American Brands Trying ‘Pac Man’ Defense on E-II
The sudden move by American Brands Inc. to acquire its hostile suitor E-II Holdings Inc. marks a rare use of the controversial “Pac Man” takeover defense, and some analysts said that it might work.
American Brands, a consumer products company based in Greenwich, Conn., on Friday began a $13-a-share tender offer for all of E-II’s 61.8 million common shares outstanding, a deal worth about $805 million.
On Friday, American Brands’ stock closed at $47.37, up 61 cents, on the New York Stock Exchange. E-II’s stock closed at $12.37, up 61 cents.
The takeover move came two weeks after Chicago-based E-II, a diversified consumer products concern, indicated that it might try to take over American Brands by gaining control of the company’s board in a shareholder vote.

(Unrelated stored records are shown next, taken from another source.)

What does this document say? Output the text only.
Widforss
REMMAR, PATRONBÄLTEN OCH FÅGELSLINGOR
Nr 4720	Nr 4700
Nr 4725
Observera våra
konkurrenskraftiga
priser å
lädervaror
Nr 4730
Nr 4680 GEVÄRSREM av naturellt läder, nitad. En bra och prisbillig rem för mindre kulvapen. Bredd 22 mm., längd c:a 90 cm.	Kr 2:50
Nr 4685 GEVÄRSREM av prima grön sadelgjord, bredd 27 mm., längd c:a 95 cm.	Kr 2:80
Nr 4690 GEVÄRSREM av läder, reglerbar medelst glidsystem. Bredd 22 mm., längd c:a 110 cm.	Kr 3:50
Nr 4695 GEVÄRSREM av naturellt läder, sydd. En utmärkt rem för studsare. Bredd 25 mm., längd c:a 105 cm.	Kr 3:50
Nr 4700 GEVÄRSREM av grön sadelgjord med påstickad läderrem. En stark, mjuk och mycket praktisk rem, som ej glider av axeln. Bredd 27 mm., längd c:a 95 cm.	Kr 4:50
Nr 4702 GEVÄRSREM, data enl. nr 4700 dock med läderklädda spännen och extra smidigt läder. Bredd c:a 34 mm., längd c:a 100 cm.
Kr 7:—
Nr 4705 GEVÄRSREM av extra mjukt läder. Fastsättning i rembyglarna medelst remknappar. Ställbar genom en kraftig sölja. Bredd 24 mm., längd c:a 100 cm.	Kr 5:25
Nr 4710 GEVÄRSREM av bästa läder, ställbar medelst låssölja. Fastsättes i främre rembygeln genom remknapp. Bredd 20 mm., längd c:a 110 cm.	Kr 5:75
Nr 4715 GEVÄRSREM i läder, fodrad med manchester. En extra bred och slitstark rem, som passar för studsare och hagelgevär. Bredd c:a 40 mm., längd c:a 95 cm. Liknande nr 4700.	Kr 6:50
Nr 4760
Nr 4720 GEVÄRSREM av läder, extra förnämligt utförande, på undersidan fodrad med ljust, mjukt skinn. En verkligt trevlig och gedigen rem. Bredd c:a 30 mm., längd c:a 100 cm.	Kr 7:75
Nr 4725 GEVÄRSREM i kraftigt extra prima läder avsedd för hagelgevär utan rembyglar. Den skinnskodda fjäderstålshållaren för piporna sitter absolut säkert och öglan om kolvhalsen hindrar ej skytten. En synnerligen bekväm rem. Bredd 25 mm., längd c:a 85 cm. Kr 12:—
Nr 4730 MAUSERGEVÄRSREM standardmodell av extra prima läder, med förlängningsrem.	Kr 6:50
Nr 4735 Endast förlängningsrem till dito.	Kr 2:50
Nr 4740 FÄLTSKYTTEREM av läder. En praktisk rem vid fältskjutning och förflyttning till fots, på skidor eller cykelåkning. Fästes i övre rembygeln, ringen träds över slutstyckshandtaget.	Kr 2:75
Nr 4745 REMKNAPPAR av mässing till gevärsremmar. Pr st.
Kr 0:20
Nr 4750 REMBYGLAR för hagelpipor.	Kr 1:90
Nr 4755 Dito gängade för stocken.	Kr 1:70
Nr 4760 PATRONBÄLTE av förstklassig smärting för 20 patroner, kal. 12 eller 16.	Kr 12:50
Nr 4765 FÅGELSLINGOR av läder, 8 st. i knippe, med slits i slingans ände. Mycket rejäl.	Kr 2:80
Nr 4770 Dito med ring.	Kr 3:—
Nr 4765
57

“I think American Brands has blood in their eyes,” said Roy Burry, senior vice president of research at Kidder, Peabody & Co. in New York. “They’re going right after E-II, and I think American Brands is going to win.”
The Pac Man defense is named after the popular video game, in which a player tries to swallow his enemy before being eaten himself. It earned a reputation on Wall Street as a risky and costly defense during its last major use in the 1982 takeover fight between Martin Marietta Corp. and Bendix Corp.